Ultraviolet (UV) LEDs are also an important light source not only for pumping visible phosphors to produce white light but also for replacing mercury lamps with new applications of air, water, and surface sterilization and bioagent detection. For UV LEDs, AlGaN materials, as opposed to InGaN materials for visible LEDs, are used in active region and the efficiency of UV LEDs are significantly lower than that of InGaN-based LEDs. In order to address one of technical challenges associated with UV LEDs, i.e., low internal quantum efficiency, Kouji Hazu and Shigefusa Chichibu from Tohoku University in Japan experimentally and theoretically investigate the optical characteristics of QCSE-free but anisotropically strained AlGaN materials grown on non-polar (10-10) GaN substrates.

Emerging nanotechnology can also impact the performance of LEDs. JianJang Huang and his team from the National Taiwan University report on nanorod array structures in LEDs and demonstrate that strain and the optical transition energy can be controlled in such structures. Nanorod-LED arrays may play an important role in next-generation visible LEDs as the control of strain can impact the QCSE, which in turn affects the efficiency droop and spectral stability.

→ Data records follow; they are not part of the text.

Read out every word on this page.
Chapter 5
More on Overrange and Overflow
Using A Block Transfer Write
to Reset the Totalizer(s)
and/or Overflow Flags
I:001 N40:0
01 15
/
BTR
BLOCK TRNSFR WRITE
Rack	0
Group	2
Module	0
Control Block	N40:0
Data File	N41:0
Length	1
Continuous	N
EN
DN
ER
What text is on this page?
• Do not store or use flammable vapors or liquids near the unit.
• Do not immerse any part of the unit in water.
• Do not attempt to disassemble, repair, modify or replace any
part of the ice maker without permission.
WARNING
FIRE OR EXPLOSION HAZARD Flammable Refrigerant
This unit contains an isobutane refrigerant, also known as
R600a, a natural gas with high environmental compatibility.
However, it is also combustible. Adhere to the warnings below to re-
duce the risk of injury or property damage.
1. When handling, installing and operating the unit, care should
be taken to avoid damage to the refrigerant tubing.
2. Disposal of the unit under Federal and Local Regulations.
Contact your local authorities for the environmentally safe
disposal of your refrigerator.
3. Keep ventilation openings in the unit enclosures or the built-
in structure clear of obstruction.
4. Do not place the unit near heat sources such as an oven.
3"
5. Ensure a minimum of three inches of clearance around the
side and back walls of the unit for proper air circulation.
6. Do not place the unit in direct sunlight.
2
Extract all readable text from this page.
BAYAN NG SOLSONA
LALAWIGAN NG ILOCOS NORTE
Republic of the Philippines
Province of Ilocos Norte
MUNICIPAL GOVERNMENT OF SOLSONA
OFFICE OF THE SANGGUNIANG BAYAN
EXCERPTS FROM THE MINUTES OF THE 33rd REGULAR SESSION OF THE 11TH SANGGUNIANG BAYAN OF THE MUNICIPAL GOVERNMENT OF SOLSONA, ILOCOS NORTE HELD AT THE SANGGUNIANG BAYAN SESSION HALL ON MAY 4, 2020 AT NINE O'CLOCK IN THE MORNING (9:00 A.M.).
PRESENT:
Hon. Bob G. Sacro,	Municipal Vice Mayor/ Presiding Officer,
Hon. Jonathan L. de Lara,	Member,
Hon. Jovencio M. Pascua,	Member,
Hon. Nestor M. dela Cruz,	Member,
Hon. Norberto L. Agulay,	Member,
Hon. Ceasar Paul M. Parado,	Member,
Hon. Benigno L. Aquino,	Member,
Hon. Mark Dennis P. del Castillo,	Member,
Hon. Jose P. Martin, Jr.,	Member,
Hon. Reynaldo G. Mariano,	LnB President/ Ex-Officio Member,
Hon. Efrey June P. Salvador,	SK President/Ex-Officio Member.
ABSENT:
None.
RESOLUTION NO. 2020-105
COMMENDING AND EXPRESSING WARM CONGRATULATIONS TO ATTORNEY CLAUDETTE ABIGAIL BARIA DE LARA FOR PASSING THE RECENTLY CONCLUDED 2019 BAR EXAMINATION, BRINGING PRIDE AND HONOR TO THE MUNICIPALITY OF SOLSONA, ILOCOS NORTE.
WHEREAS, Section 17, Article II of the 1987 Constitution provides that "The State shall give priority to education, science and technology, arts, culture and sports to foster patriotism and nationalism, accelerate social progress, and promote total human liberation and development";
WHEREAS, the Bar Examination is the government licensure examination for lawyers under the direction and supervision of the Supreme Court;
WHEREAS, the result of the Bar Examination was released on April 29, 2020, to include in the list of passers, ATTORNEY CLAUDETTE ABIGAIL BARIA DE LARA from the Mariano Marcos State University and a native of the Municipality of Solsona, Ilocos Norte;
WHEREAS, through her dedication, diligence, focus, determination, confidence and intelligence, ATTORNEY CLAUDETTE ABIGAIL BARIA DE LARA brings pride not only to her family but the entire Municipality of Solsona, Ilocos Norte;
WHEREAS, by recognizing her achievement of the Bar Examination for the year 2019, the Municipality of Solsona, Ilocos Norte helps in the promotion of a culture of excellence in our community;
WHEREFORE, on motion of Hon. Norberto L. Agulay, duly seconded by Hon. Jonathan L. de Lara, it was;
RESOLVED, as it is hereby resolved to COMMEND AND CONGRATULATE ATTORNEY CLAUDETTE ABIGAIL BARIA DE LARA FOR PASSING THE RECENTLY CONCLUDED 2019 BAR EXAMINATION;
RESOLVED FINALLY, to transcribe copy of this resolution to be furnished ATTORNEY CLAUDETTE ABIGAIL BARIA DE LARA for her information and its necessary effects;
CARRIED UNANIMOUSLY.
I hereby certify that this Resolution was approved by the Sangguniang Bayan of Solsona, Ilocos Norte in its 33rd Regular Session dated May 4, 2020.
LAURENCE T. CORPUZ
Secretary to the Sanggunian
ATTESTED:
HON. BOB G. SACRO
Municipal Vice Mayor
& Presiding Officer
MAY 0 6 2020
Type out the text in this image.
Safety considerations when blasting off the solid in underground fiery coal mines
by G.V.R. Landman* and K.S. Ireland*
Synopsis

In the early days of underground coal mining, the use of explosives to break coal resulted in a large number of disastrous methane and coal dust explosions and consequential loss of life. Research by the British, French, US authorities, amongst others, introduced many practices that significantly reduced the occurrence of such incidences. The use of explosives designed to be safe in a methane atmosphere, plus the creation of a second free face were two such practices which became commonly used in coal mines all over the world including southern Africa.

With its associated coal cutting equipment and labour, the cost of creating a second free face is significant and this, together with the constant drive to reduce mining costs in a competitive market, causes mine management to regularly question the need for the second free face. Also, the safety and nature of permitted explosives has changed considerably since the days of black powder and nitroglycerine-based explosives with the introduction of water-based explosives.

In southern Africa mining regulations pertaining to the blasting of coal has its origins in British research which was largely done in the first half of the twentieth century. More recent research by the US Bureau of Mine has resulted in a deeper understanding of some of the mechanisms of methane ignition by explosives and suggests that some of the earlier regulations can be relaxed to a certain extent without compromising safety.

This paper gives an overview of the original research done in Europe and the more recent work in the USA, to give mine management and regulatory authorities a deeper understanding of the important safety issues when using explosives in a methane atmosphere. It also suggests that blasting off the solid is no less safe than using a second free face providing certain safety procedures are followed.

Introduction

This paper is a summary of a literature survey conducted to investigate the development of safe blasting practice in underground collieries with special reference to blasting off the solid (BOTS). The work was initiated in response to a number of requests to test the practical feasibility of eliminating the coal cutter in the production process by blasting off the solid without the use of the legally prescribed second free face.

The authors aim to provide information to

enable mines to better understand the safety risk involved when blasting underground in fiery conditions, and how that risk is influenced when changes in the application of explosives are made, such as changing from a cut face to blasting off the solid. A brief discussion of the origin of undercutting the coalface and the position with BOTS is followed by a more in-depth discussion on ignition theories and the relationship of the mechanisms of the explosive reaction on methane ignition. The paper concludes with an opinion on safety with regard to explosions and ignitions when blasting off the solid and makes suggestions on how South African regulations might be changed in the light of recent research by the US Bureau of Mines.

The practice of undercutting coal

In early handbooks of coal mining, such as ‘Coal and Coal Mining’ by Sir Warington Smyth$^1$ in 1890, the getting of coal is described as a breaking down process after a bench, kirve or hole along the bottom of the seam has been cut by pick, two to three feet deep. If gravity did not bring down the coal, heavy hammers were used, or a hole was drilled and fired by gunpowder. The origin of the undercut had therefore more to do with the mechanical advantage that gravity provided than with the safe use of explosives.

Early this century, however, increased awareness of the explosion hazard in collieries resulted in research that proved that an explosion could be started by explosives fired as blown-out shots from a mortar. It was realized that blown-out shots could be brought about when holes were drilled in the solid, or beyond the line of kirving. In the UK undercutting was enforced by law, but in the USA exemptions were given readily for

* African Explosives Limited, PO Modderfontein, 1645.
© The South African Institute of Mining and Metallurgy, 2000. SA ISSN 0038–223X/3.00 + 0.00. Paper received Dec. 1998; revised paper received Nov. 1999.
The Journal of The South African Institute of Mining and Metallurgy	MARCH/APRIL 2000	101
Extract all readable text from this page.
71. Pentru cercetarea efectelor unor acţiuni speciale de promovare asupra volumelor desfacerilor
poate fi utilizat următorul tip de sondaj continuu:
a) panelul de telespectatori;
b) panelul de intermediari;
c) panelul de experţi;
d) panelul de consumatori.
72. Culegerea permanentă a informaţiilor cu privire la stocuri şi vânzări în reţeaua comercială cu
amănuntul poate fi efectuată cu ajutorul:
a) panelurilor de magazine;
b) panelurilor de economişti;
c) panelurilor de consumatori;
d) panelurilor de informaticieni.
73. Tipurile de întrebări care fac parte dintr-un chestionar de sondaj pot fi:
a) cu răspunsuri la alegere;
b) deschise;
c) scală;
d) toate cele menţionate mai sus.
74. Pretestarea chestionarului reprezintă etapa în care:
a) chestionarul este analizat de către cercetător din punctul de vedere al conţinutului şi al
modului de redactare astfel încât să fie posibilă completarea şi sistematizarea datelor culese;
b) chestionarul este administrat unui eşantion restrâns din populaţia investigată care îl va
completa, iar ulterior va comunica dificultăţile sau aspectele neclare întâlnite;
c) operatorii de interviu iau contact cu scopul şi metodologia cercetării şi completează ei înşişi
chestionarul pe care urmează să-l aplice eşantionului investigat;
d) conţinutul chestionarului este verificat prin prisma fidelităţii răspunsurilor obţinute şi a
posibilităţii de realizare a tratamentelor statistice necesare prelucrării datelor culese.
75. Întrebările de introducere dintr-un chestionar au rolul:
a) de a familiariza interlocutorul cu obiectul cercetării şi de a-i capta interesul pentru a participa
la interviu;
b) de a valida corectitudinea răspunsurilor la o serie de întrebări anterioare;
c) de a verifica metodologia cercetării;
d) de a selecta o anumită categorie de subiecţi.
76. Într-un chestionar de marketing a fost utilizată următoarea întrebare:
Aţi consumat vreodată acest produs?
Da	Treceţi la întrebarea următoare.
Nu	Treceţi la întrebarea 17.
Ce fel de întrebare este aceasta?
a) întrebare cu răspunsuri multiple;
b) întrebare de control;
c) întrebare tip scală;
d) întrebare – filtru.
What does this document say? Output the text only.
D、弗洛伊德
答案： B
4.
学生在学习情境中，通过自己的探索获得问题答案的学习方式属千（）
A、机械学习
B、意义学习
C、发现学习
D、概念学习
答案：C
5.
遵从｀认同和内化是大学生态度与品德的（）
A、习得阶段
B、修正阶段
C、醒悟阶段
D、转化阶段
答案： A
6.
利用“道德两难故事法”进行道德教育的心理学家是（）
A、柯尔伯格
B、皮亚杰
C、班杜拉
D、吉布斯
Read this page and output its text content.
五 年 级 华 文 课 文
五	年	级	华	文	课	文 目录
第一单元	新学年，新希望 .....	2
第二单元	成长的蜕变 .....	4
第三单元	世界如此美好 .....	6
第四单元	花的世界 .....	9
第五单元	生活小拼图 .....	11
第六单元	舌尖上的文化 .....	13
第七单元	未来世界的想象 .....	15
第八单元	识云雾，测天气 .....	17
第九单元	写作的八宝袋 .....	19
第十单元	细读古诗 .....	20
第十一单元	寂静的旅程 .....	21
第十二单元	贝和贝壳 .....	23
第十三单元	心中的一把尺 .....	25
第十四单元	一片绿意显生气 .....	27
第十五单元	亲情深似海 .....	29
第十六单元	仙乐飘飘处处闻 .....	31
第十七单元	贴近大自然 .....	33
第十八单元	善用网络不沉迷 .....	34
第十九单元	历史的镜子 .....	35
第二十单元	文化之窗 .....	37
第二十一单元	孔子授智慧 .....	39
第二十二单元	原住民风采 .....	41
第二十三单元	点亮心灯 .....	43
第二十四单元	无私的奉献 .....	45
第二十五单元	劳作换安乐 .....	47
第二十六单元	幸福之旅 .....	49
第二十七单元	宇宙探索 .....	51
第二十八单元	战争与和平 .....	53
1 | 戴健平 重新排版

The papers in this Focus Issue provide an overview of the current trends and the state-of-the-art in research and development activities in the field of LEDs for SSL. We hope that the readers of Optics Express and its Energy Express supplement will enjoy learning about the latest advances described in this Focus Issue and that it will motivate them to publish their own latest discoveries in the area of optics for energy in Energy Express. We also want to express our sincere gratitude to the contributors who accepted our invitation to contribute an article and who worked to stringent publication deadlines. This Focus Issue, Optics in LEDs for Lighting, would not have been possible without the efforts of Martijn de Sterke (University of Sydney), Editor-in-Chief of Optics Express; Bernard Kippelen, Editor of Energy Express; and the work of the Associate Editors, reviewers, and the staff coordinating OSA’s publications. We want to express our gratitude to all of them.